グラビティ練習実験台
「ではまず、ロリむす……シオン。貴様のグラビティの威力は、既に我も知っておる。何度も喰らっているからな。……だが、確かに威力が足りん。貴様のグラビティの威力は、100点中55点ぐらいだ」
レーディルの言葉に、シオンは俯きながらも頷いた。
……どうやってレーディルは、シオンのグラビティの威力を上げるつもりなのだろうか。
俺の疑問を察したのか、レーディルは、はっはっはと高く笑いながら。
「グラビティの威力は、本人の集中力と、魔力に依存する。貴様はモンスターなら、魔力は高いのであろう? ならば、後は練習あるのみだ。……今からシオンにグラビティを何発も撃ってもらう。我はその評価をしよう」
そう言ってレーディルは、俺の肩をポンと叩いてきた。
……?
「……京夜、貴様が実験台となれ」
「何でだ、やだよ。冗談じゃねえ。お前がやれ」
「我はシオンのグラビティを何発も喰らって疲れたのだ! 行け!」
「はあっ!?」
グイグイと背中を押してくるレーディルに、俺は必死で抵抗する。
ふ、ふざけんじゃねえ。
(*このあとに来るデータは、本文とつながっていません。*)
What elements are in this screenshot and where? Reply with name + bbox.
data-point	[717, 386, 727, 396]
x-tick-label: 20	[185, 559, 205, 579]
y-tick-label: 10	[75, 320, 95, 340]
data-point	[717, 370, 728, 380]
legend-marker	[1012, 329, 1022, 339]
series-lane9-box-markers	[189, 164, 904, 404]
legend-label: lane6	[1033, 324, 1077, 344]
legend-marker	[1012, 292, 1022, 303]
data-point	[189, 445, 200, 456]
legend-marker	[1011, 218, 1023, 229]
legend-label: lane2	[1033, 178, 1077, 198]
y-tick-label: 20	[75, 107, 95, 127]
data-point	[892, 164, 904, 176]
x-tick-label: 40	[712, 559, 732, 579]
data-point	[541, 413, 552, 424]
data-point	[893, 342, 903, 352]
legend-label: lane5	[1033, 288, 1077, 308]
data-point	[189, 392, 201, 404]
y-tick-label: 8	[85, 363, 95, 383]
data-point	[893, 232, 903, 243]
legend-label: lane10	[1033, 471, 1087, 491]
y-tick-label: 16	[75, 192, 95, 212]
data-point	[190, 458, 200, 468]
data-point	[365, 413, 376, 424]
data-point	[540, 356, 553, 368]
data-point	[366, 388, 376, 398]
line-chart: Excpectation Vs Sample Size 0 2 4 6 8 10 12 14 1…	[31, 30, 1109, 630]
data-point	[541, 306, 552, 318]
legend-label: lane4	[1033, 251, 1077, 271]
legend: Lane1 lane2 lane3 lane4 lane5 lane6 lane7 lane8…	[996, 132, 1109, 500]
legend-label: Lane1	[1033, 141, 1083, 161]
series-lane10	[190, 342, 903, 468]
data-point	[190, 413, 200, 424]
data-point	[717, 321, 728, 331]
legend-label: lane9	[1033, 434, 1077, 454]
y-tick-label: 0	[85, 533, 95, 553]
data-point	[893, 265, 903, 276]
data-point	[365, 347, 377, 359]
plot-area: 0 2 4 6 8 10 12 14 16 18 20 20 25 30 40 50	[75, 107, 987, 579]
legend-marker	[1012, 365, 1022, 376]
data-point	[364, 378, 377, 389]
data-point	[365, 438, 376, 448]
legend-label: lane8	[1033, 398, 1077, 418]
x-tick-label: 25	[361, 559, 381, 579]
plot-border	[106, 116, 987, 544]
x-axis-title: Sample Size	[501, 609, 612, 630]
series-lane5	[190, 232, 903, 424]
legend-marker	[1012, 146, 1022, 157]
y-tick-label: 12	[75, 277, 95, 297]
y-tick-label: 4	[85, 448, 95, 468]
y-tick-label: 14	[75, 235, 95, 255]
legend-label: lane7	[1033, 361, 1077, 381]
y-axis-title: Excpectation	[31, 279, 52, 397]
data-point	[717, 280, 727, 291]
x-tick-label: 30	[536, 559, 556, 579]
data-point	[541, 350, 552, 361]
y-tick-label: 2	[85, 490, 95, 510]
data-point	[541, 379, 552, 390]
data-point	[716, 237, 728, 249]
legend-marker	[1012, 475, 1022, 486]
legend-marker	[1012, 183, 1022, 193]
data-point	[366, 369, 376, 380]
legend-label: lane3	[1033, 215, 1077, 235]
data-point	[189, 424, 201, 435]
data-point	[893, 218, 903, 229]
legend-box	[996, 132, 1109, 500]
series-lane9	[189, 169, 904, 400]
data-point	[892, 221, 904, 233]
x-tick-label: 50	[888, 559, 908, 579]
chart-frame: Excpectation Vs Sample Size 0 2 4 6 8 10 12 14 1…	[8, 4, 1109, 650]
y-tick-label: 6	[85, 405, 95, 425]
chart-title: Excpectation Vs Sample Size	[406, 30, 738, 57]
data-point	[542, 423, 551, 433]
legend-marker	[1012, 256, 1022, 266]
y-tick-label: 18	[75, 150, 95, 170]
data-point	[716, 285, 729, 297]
なんで? なんで俺なの?
「おいお前やめろ! いいのか!? んなことやったら俺の最上級の水魔法が炸裂するぞ!?」
「そしたら結界で防げばいい話! シオン、やれ!」
「『ダークネス・グラビティ』!!」
「なああああああああああああああああああああああああああああ!?」
ドンとレーディルが俺の身体を突き飛ばし、そして俺はとんでもない重力に襲われた。
理不尽だ。理不尽すぎる。
重力に襲われる俺の身体を、レーディルは、ふーむと頷きながら見ている。
「シオン、今のグラビティは中々良かったぞ。70点だ」
「ホントですか!? やったあ!」
そして俺への身体の重力も解放された。
に、逃げなければ。このままでは俺が危ない。
俺は隙をついて踵を返し、玄関のドアに向かって一直線に走り出したが―――――
「『グラビティ・ゼロ!』」
「ゴフッ……」
玄関のドアノブに手を掛けようとしたところで、俺の顔面は地面に叩き付けられた。
先ほどよりも一層威力が増している。ヤバい、ゲロ吐きそう。
「いいぞシオン! その調子だ! もっと、もっと京夜を押し潰すような感じで!」
「分かりました!」
シオンの元気な声に比例するかのように、グラビティの威力も上昇した。
……アイツら、後で覚えてろよ。